The clinical treatment and prognosis of CCC and EC are different, and accurate diagnosis has an effect on the choice of clinical treatment and whether the patient can retain fertility function, especially for early staging patients. Both diseases showed mixed cystic-solid masses on CT, and the rate of preoperative misdiagnosis was high. This study found that when considering CT imaging, and CEA and CA125 levels, CCC and EC have distinct characteristics, which played an important role in the differential diagnosis. When the mass presented as a unilocular, polypoid structure without ascites, CEA was lower than 3.27 or negative, and CA125 was lower than 589.4, it tended to be CCC. EC was more likely to be diagnosed when the mass was multilocular with broad-based nodular structures, positive ascites, CEA higher than 3.27 or positive, and CA125 higher than 589.40.

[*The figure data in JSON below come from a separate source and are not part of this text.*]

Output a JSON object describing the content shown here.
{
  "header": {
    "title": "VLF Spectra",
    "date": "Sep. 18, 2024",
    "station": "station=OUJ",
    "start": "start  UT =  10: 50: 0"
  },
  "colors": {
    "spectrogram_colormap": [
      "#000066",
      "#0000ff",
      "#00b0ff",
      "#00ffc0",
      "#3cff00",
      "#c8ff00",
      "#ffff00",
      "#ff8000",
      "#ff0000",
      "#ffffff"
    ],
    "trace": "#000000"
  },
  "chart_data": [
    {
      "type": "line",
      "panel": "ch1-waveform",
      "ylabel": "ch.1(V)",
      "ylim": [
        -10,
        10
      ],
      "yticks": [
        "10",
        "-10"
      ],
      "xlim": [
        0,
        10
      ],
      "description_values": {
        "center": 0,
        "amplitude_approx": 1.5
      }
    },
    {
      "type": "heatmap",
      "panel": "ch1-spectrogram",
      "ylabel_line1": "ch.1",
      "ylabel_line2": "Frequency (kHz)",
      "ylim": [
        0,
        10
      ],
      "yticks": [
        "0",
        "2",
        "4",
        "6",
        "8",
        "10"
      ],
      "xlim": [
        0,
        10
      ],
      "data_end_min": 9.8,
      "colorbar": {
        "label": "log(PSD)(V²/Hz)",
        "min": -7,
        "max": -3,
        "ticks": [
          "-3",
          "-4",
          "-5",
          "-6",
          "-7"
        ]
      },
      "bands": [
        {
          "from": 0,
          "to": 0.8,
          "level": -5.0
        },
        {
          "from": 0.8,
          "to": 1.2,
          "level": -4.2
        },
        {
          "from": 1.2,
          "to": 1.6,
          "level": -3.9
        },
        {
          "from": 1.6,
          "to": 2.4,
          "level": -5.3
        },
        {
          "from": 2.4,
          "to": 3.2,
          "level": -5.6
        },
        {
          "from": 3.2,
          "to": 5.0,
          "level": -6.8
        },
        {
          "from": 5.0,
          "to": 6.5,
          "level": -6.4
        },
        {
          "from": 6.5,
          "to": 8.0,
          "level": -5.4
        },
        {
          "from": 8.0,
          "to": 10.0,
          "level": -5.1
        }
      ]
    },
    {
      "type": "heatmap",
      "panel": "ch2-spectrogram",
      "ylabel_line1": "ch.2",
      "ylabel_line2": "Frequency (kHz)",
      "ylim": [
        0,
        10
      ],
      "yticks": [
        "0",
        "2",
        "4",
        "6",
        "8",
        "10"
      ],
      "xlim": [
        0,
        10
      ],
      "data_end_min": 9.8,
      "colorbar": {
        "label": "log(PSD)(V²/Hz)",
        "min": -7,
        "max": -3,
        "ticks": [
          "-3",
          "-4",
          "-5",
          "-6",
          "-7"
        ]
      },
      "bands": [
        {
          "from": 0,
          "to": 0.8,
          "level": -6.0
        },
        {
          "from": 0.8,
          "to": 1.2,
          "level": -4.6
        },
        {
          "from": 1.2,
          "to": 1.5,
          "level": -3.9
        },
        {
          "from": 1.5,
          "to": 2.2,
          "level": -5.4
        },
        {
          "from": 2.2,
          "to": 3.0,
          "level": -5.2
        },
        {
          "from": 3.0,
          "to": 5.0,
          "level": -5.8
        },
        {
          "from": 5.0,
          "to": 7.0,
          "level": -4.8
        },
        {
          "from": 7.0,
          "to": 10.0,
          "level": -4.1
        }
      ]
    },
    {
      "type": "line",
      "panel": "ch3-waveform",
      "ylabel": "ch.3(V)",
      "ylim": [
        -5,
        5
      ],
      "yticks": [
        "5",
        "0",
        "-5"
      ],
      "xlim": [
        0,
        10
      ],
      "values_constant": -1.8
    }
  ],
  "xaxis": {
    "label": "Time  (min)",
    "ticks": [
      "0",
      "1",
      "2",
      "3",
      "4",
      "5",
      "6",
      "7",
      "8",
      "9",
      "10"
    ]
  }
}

This study had several limitations. First, this was a retrospective study; therefore, there may still have been some selection bias despite the use of a double-blind method. Second, the imaging features were evaluated by using CT images, which do not have soft tissue resolution as good as that of MRI. Third, HE4 has a high specificity and sensitivity for diagnosing ovarian tumours, but this factor was not included in the study because most patients did not receive HE4 examinations.

Conclusion

CCC and EC have their own characteristics in terms of CEA, CA125, number of cysts, growth mode of the mural nodules and ascites; CEA, number of cysts, and growth pattern of the mural nodules were independent factors for distinguishing CCC from EC. The combined assessment of CT imaging features and CEA and CA125 levels has diagnostic value and can significantly improve the preoperative diagnosis of these lesions and reduce the misdiagnosis rate.